Zudem muss der Unterhaltspflichtige das Taschengeld, das er von seiner neuen leistungsfähigen Ehefrau im Rahmen des Familienunterhalts beanspruchen kann, sowie Elterngeld (§ 11 S. 3 BEEG) für den Kindesunterhalt einzusetzen. Verletzt er seine Unterhaltspflicht, kann ihm fiktives Einkommen zugerechnet werden. Siehe hierzu den Themenblock fiktives Einkommen.

Nur Haushaltsführung in neuer Ehe

Ist kein weiteres Kind aus der neuen Beziehung hervorgegangen, kann sich der Unterhaltspflichtige nicht auf die Haushaltsführung in der neuen Beziehung beschränken, vielmehr ist er verpflichtet, eine vollschichtige Erwerbstätigkeit aufzunehmen, um seinen Unterhaltsverpflichtungen aus der vorherigen Partnerschaft nachzukommen.

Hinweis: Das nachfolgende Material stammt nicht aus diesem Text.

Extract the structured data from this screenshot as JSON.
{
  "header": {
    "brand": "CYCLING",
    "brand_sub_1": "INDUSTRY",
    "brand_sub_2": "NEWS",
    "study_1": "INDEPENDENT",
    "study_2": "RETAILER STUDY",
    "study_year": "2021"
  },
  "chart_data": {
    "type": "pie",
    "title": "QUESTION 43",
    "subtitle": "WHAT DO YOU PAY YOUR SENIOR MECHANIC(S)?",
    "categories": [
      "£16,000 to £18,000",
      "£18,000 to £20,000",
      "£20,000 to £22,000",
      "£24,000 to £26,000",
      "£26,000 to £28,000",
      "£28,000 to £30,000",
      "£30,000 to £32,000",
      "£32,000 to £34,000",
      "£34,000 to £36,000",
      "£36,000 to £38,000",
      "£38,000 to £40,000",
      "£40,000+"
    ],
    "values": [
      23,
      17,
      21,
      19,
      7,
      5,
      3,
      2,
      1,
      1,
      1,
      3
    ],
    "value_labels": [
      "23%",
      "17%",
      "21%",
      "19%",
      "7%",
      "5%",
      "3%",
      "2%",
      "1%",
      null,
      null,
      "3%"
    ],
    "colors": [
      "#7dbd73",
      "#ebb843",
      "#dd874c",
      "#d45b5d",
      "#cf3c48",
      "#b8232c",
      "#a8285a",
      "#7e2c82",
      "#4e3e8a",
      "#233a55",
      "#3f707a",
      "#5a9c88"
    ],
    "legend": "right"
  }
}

Kommt er dem nicht nach, muss er mit den Anrechnung fiktiven Einkommens rechnen. Zwar wird eine Zwangsvollstreckung gegen den Unterhaltspflichtigen im Moment keinen Erfolg haben, weil diese theoretischen Einkünfte nicht gepfändet werden können. Er gerät aber mit der Zahlung von Unterhalt in Verzug, wodurch sich im Laufe der Zeit große Unterhaltsschulden anhäufen, die bis 30 Jahre lang von dem Unterhaltsschuldner verlangt werden können.